Większość w Radzie Samorządu Rejonu Solecznickiego stanowią radni z ramienia Akcji Wyborczej Polaków na Litwie-Związku Chrześcijańskich Rodzin.
Kilka dni temu w mediach pojawiło się oświadczenie minister spraw wewnętrznych Agnė Bilotaitė o planowanym osiedleniu uchodźców w Dziewieniszkach w rejonie solecznickim. Miasteczko zostało wymienione jako plan A. Kierownictwo Samorządu Rejonu Solecznickiego nie zostało powiadomione o takich zamiarach. Zarówno kierownictwo Samorządu Rejonu Solecznickiego, jak też mieszkańcy rejonu kategorycznie sprzeciwiają się utworzeniu ośrodka dla uchodźców w Dziewieniszkach.

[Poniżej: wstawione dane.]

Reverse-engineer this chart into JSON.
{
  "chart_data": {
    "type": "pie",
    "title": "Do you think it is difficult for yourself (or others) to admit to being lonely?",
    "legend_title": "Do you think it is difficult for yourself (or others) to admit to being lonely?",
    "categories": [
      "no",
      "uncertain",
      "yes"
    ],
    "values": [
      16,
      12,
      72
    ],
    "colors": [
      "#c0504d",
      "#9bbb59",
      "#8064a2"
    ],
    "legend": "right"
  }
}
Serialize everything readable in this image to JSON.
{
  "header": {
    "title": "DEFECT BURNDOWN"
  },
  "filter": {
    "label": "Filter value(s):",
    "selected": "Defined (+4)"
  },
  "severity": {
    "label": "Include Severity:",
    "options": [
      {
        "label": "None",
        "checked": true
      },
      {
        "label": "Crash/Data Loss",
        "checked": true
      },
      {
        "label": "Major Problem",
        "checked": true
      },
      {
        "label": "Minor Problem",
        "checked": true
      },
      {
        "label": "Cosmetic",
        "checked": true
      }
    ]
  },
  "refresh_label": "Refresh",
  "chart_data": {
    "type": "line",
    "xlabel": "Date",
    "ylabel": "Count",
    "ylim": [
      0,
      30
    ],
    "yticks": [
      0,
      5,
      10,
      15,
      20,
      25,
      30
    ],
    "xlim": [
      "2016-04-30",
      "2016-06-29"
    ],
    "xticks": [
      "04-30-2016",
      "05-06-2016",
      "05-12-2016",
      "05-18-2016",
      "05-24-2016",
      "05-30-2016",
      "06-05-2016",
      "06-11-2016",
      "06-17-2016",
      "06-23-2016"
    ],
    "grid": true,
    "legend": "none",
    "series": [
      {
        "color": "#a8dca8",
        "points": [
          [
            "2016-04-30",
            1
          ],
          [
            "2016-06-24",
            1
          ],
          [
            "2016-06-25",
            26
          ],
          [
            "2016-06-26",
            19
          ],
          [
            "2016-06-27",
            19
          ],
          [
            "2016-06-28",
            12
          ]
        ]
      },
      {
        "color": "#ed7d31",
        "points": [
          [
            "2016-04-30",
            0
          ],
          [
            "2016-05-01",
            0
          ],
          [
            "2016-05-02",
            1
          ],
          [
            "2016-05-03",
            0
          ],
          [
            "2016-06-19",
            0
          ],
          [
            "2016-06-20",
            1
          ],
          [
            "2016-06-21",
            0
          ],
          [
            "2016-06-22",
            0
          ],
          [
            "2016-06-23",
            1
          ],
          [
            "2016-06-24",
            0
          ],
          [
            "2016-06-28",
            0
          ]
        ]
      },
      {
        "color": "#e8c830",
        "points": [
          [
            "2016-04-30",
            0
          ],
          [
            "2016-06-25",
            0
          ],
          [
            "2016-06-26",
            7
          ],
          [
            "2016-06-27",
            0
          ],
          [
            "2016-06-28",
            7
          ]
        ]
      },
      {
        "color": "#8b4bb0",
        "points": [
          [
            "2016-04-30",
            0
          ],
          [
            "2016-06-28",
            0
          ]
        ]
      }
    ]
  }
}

Podczas wczorajszej konferencji prasowej zorganizowanej w litewskim Sejmie posłowie Rita Tamašunienė, Beata Pietkiewicz i Czesław Olszewski z Akcji Wyborczej Polaków na Litwie-Związku Chrześcijańskich Rodzin oświadczyli, że kryzys wynikający z nieustannego przybywania na Litwę z Białorusi nielegalnych migrantów jest skutkiem nieodpowiedzialnej polityki zagranicznej prowadzonej przez szefa MSZ Gabrieliusa Landsbergisa.
W ocenie parlamentarzystów z AWPL-ZChR kryzys migracyjny jest skutkiem prowadzonej przez konserwatystów polityki wtrącania się w sprawy wewnętrzne Białorusi, a w konsekwencji cierpią przede wszystkim mieszkańcy naszego kraju, a wyjątkowo dotkliwie – ludność rejonów wileńskiego i solecznickiego.
Paradoksem jest to, że mieszkańców Wileńszczyzny, których większość stanowią Polacy, łączą z ludnością Białorusi ciepłe i dobre stosunki, po drugiej bowiem stronie granicy mieszkają ich polscy krewni i bliscy. Tymczasem władze, które spowodowały kryzys, właśnie na Wileńszczyźnie, w tym w Miednikach i Dziewieniszkach, planują osiedlać wciąż przybywających uchodźców. Niepokojące jest również to, że w Dziewieniszkach władze centralne planują rozlokować aż do 1 tys. migrantów, choć miejscowość tę zamieszkuje tylko 500 mieszkańców. Ludność lokalna wyraża swoje obawy dotyczące zapewnienia bezpieczeństwa rodzin, dzieci i dobytku.